Identify the person whose picture is seen here and describe briefly:

Identify the person whose picture is shown here and describe briefly His views about the Goal of Congress and the Means to achieve that Goal. Object and activities of the Servants of India Society founded by him. His efforts to arouse National Awakening through his speeches in Imperial Legislative Council. His economic ideas. Objectives and Methods of Struggle of Early Nationalists, Apc Modern History and Civics Solutions ICSE Class 10.

(a) His views about the Goal of Congress and the Means to achieve that Goal.

(b) Object and activities of the Servants of India Society founded by him.

(c) His efforts to arouse National Awakening through his speeches in Imperial Legislative Council.

(d) His economic ideas.

Answer

The person shown here is Gopal Krishna Gokhale.

(a) Gokhale was one of India's most respected leaders.

  1. He presided over the Varanasi Session of the Congress in 1905.
  2. He was a man with moderate views and had immense faith in British liberalism.
  3. Gokhale urged that "the goal of the Congress should be the attainment of a form of government similar to that which existed in the self-governing colonies of the British empire."
  4. He believed in constitutional agitation, i.e., petitions, appeals to justice and passive resistance.
  5. At the same time, he supported the Swadeshi Movement.
  6. In his Presidential Address at the Varanasi Session, he said, "the true Swadeshi Movement is both a patriotic and an economic movement."
  7. He made a strong plea for the reform of the Legislative Councils and separation of judiciary from the executive.

(b) In 1905, Gopal Krishna Gokhale established the Servants of India Society.

  1. The main objective of the society was to train men to devote their lives to the cause of the country.
  2. Its members were required to create among the people a deep and passionate love of the motherland.
  3. The Society worked for the education of women and elevation of the depressed classes.

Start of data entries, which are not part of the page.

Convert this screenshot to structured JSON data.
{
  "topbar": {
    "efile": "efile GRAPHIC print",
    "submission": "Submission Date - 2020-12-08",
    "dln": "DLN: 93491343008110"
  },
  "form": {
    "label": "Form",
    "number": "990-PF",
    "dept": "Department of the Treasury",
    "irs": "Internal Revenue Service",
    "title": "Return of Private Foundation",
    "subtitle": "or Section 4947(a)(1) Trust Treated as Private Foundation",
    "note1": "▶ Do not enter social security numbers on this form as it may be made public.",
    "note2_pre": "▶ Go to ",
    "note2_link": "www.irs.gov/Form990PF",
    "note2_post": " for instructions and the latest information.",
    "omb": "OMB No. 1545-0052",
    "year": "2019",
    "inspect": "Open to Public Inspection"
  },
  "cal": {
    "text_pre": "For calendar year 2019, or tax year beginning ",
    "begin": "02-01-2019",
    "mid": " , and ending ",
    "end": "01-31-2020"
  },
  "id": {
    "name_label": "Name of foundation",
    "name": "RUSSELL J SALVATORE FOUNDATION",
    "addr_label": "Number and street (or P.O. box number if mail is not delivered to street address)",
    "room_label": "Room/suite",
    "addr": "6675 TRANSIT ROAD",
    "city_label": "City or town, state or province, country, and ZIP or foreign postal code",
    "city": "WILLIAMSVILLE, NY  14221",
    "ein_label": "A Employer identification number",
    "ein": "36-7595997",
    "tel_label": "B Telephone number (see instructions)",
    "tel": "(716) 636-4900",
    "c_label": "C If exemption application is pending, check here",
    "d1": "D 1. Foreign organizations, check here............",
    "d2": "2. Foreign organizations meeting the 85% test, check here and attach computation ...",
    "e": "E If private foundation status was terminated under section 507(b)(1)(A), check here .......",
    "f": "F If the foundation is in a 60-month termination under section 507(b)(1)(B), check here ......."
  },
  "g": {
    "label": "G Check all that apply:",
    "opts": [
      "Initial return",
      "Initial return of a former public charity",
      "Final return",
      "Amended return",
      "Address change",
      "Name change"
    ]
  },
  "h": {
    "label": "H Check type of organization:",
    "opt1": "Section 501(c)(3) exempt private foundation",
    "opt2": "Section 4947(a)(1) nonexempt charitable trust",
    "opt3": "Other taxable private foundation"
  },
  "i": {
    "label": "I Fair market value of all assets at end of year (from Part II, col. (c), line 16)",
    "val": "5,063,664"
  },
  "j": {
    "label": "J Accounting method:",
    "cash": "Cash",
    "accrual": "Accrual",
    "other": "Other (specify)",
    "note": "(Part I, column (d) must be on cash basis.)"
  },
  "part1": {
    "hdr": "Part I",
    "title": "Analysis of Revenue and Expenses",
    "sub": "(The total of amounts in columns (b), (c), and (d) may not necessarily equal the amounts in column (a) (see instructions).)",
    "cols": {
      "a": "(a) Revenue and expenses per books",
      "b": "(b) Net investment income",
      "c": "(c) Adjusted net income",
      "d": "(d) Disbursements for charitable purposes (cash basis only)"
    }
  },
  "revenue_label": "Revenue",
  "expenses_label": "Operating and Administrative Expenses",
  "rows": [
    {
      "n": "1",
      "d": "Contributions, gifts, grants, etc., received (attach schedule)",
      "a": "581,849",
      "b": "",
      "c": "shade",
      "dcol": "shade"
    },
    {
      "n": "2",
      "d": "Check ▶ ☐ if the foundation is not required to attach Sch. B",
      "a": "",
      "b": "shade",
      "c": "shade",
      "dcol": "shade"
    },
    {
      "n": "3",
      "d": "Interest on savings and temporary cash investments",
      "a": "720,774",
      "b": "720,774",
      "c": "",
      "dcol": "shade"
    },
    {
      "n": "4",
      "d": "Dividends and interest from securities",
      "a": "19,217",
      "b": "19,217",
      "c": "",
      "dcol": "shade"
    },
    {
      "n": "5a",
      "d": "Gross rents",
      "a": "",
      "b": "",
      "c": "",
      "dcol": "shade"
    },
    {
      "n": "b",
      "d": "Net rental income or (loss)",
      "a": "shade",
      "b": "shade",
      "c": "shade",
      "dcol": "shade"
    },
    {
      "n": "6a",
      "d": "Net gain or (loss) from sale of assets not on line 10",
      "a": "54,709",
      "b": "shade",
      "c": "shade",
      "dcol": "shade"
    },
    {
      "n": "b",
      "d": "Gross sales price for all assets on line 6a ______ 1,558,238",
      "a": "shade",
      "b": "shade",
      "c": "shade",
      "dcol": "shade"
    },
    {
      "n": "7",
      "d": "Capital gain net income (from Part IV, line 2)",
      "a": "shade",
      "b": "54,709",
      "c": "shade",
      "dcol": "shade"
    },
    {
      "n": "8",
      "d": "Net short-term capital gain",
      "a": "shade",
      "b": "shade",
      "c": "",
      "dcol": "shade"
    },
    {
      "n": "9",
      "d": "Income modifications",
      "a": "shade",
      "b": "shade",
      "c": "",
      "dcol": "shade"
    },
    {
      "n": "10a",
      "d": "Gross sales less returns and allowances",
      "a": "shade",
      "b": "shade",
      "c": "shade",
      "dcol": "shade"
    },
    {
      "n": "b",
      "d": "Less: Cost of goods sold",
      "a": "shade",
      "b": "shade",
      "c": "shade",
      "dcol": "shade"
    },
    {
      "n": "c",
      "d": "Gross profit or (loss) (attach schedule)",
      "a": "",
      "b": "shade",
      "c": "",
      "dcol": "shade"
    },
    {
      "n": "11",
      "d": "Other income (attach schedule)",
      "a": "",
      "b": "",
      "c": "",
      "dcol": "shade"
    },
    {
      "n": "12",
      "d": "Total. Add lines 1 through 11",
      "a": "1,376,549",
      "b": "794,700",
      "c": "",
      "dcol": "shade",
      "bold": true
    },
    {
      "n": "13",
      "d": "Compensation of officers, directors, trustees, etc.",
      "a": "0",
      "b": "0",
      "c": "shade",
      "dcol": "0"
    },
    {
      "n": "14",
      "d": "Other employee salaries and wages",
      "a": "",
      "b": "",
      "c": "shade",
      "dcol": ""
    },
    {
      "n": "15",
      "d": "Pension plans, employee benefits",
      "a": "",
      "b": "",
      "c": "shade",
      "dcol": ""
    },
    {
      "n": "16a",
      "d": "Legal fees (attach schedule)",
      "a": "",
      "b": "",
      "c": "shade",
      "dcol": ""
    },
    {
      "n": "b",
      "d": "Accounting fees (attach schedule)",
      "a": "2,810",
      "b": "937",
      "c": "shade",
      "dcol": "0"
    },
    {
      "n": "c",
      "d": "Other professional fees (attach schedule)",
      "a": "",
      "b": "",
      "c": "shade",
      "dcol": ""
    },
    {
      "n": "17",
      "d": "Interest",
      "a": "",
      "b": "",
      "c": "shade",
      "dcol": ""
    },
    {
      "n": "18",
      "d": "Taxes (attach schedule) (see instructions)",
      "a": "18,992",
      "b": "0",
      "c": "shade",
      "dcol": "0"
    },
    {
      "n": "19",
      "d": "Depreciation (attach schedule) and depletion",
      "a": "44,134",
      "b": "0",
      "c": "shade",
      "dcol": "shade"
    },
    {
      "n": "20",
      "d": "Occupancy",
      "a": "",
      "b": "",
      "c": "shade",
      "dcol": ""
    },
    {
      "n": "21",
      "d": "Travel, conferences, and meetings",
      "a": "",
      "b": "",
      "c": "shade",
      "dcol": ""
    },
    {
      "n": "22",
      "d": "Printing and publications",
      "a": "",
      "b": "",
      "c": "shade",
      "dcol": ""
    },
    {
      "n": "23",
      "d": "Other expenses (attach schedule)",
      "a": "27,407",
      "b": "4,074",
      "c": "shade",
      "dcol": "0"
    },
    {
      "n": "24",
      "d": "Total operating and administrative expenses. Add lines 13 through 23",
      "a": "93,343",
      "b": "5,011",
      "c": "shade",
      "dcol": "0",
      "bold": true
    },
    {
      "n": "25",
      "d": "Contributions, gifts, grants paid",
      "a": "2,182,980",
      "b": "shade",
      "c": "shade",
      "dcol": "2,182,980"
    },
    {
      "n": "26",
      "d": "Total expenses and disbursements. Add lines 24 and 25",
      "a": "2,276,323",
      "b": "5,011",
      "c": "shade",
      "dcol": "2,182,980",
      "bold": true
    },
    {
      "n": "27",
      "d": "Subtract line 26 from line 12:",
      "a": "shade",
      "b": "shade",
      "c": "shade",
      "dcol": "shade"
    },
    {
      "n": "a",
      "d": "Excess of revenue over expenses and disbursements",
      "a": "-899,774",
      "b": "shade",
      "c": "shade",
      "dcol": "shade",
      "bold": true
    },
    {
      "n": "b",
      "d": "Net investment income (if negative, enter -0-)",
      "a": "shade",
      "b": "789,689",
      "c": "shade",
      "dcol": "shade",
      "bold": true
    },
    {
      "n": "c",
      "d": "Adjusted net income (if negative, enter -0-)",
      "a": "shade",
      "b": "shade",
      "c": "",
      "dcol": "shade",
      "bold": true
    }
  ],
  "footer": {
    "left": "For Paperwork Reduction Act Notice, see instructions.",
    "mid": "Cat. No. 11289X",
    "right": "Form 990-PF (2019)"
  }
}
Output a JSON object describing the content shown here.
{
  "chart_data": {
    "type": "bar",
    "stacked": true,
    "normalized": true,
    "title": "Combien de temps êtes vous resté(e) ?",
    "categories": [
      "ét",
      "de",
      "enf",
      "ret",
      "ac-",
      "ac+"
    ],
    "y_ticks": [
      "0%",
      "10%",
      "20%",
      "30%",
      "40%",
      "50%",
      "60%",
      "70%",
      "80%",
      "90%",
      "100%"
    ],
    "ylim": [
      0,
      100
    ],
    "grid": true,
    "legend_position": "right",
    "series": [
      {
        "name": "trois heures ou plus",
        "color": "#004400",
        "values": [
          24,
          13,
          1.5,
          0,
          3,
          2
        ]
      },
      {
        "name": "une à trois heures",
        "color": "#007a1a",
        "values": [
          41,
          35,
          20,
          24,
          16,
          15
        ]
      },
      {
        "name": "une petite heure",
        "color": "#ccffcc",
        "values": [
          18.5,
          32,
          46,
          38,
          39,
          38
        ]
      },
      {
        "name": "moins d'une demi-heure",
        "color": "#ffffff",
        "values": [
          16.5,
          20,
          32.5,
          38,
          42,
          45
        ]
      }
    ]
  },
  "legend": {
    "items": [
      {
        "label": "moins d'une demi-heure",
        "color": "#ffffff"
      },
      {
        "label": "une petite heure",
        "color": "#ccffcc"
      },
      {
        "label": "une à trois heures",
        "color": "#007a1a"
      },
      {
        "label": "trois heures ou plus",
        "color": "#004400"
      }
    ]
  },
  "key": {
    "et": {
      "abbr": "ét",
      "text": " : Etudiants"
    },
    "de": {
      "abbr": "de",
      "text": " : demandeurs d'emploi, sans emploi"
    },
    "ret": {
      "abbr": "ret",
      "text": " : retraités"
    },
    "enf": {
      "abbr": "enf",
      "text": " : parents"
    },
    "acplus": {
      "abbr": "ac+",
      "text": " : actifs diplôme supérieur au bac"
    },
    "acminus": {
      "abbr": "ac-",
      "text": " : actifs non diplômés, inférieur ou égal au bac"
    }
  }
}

(c) In 1902, Gopal Krishna Gokhale had become the Member of the Imperial Legislative Council. In his speeches in the Council, he pleaded for:

  1. Reduction in Salt Duty
  2. Abolition of excise duty on Cotton Goods
  3. In 1910 and 1912, he moved resolutions in the Imperial Legislative Council for relief to Indian bonded labour in Natal.
  4. In one of his Budget speeches he pleaded for free primary education for all children.
  5. Gokhale would like Indians to be given a large share in Indian Civil Service.

(d) Gokhale was deeply pained to see the increasing misery of the peasantry. He pleaded for

  1. The reduction of land revenue.
  2. Giving of cheap credit (loans) to the peasants.
  3. Gokhale was in favour of State protection to infant Indian industries.
  4. He called for the employment of members of educated middle class.

Question 6

With reference to the picture given here, answer the following questions:

Identify the person in the picture. He came to be known as the Grand Old Man of India. Name the famous book authored by him. Name a magazine started by him. Objectives and Methods of Struggle of Early Nationalists, Apc Modern History and Civics Solutions ICSE Class 10.

(a) Identify the person in the picture.

(b) Fill in the blanks: He came to be known as 'the Grand ..........'.

(c) Name the famous book authored by him.

(d) Name a magazine started by him.

(e) Name a famous economic theory propounded by him, mentioning any four ways in which India's wealth was being taken away to England, as the author of that famous book points out.

Answer

(a) The person in the picture is Dadabhai Naoroji.

(b) He came to be known as 'the Grand Old Man of India'.

(c) The famous book authored by him is 'Poverty and Un-British Rule in India'.

(d) He started the magazine 'Dharm Marg Darshak'.

(e) Through his famous 'Drain Theory', Dadabhai Naoroji explained how India's wealth was being taken away to England in these forms:

  1. Salaries payable to the members of the India Council.
  2. Dispatch of savings to England by British personnel posted in India.
  3. Pensions to British Officers.
  4. Payments to the War Office for the maintenance of British troops in India.
  5. Profits of the British Trading Agencies.